HINT: You’re on the right track. Index the rings in the one-sided Hawaiian earring $0,1,2,\dots$ from the outside in. Now flip the odd-numbered rings over to the other side, and you have the two-sided Hawaiian earring. All you have to do is express this idea as an actual homeomorphism.
Alternatively, show that both are quotients of $S^1\times\Bbb N$ by identifying $\{0\}\times\Bbb N$ to a point. (For the double earring it might be simpler to start with $S^1\times\Bbb Z$.)

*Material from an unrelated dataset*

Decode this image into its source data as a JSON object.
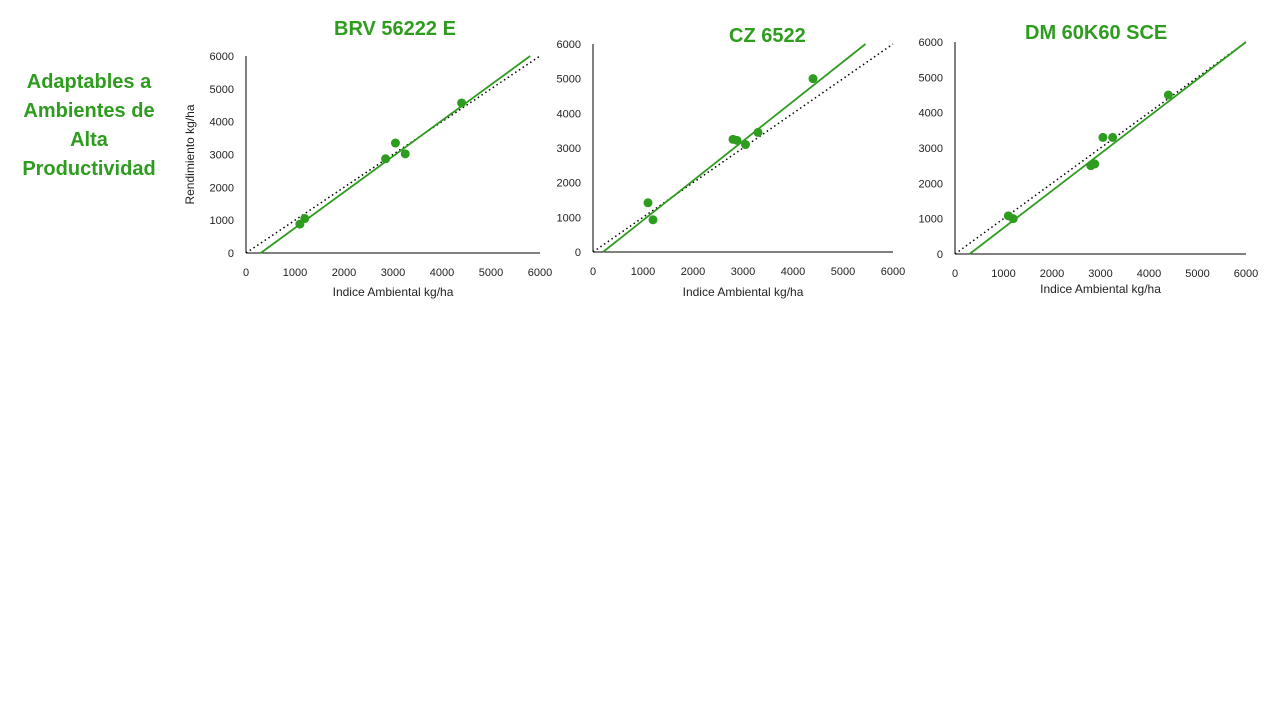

Added: To avoid any question, this is the one-sided Hawaiian earring as I understand it:

For each $n\in\Bbb Z^+$ there is a circle of radius $\frac1n$, so the circles shrink down towards the origin. The double earring adds a mirror image copy, mirrored in the $y$-axis.

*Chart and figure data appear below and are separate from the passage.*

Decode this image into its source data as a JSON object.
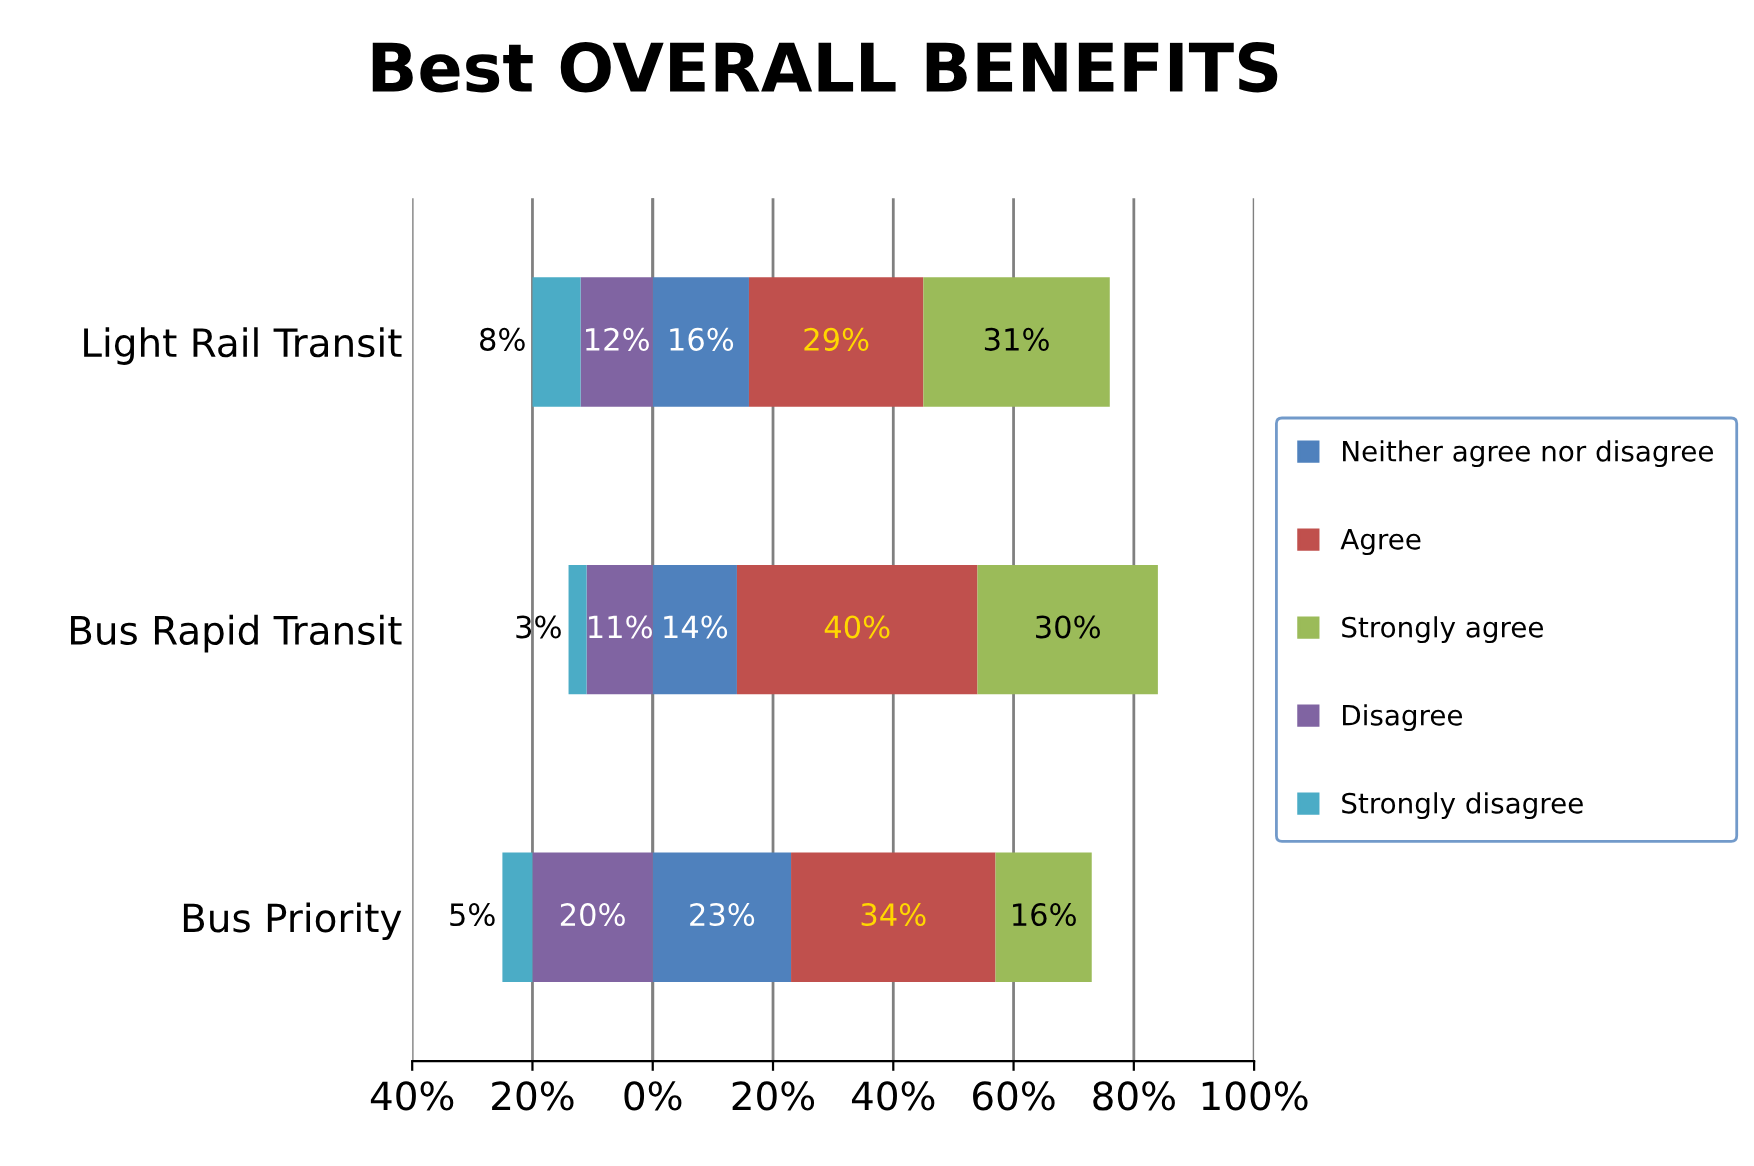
{
  "chart_data": {
    "type": "bar",
    "orientation": "horizontal",
    "title": "Best OVERALL BENEFITS",
    "categories": [
      "Light Rail Transit",
      "Bus Rapid Transit",
      "Bus Priority"
    ],
    "series": [
      {
        "name": "Neither agree nor disagree",
        "color": "#4f81bd",
        "values": [
          16,
          14,
          23
        ],
        "base": [
          0,
          0,
          0
        ],
        "value_labels": [
          "16%",
          "14%",
          "23%"
        ]
      },
      {
        "name": "Agree",
        "color": "#c0504d",
        "values": [
          29,
          40,
          34
        ],
        "base": [
          16,
          14,
          23
        ],
        "value_labels": [
          "29%",
          "40%",
          "34%"
        ]
      },
      {
        "name": "Strongly agree",
        "color": "#9bbb59",
        "values": [
          31,
          30,
          16
        ],
        "base": [
          45,
          54,
          57
        ],
        "value_labels": [
          "31%",
          "30%",
          "16%"
        ]
      },
      {
        "name": "Disagree",
        "color": "#8064a2",
        "values": [
          12,
          11,
          20
        ],
        "base": [
          -12,
          -11,
          -20
        ],
        "value_labels": [
          "12%",
          "11%",
          "20%"
        ]
      },
      {
        "name": "Strongly disagree",
        "color": "#4bacc6",
        "values": [
          8,
          3,
          5
        ],
        "base": [
          -20,
          -14,
          -25
        ],
        "value_labels": [
          "8%",
          "3%",
          "5%"
        ]
      }
    ],
    "xlim": [
      -40,
      100
    ],
    "xticks": [
      {
        "value": -40,
        "label": "40%"
      },
      {
        "value": -20,
        "label": "20%"
      },
      {
        "value": 0,
        "label": "0%"
      },
      {
        "value": 20,
        "label": "20%"
      },
      {
        "value": 40,
        "label": "40%"
      },
      {
        "value": 60,
        "label": "60%"
      },
      {
        "value": 80,
        "label": "80%"
      },
      {
        "value": 100,
        "label": "100%"
      }
    ],
    "grid": "x",
    "legend": "right"
  }
}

The circles in the one-sided earring are therefore naturally indexed from the outside in by the positive integers. In the double earring we can keep the same indexing on the righthand side and index the circles on the lefthand side similarly by the negative integers: $-1$ for the circle of radius $1$ centred at $-1$, $-2$ for the circle of radius $frac12$ centred at $-\frac12$, and so on.
I’m suggesting that you construct your homeomorphism to match up the rings like this:
$\begin{array}{r} \text{One-sided earring}:&1&2&3&4&5&6&7&8&9\\ \text{Double earring}:&1&-1&2&-2&3&-3&4&-4&5 \end{array}$
I’ve still left some work for you: you still have to deal with the positions of individual points on the circles. I suggest that you map $[0,1)$ continuously and bijectively onto each circle (with $0$ going to the origin) and use that parametrization to identify points on the circles.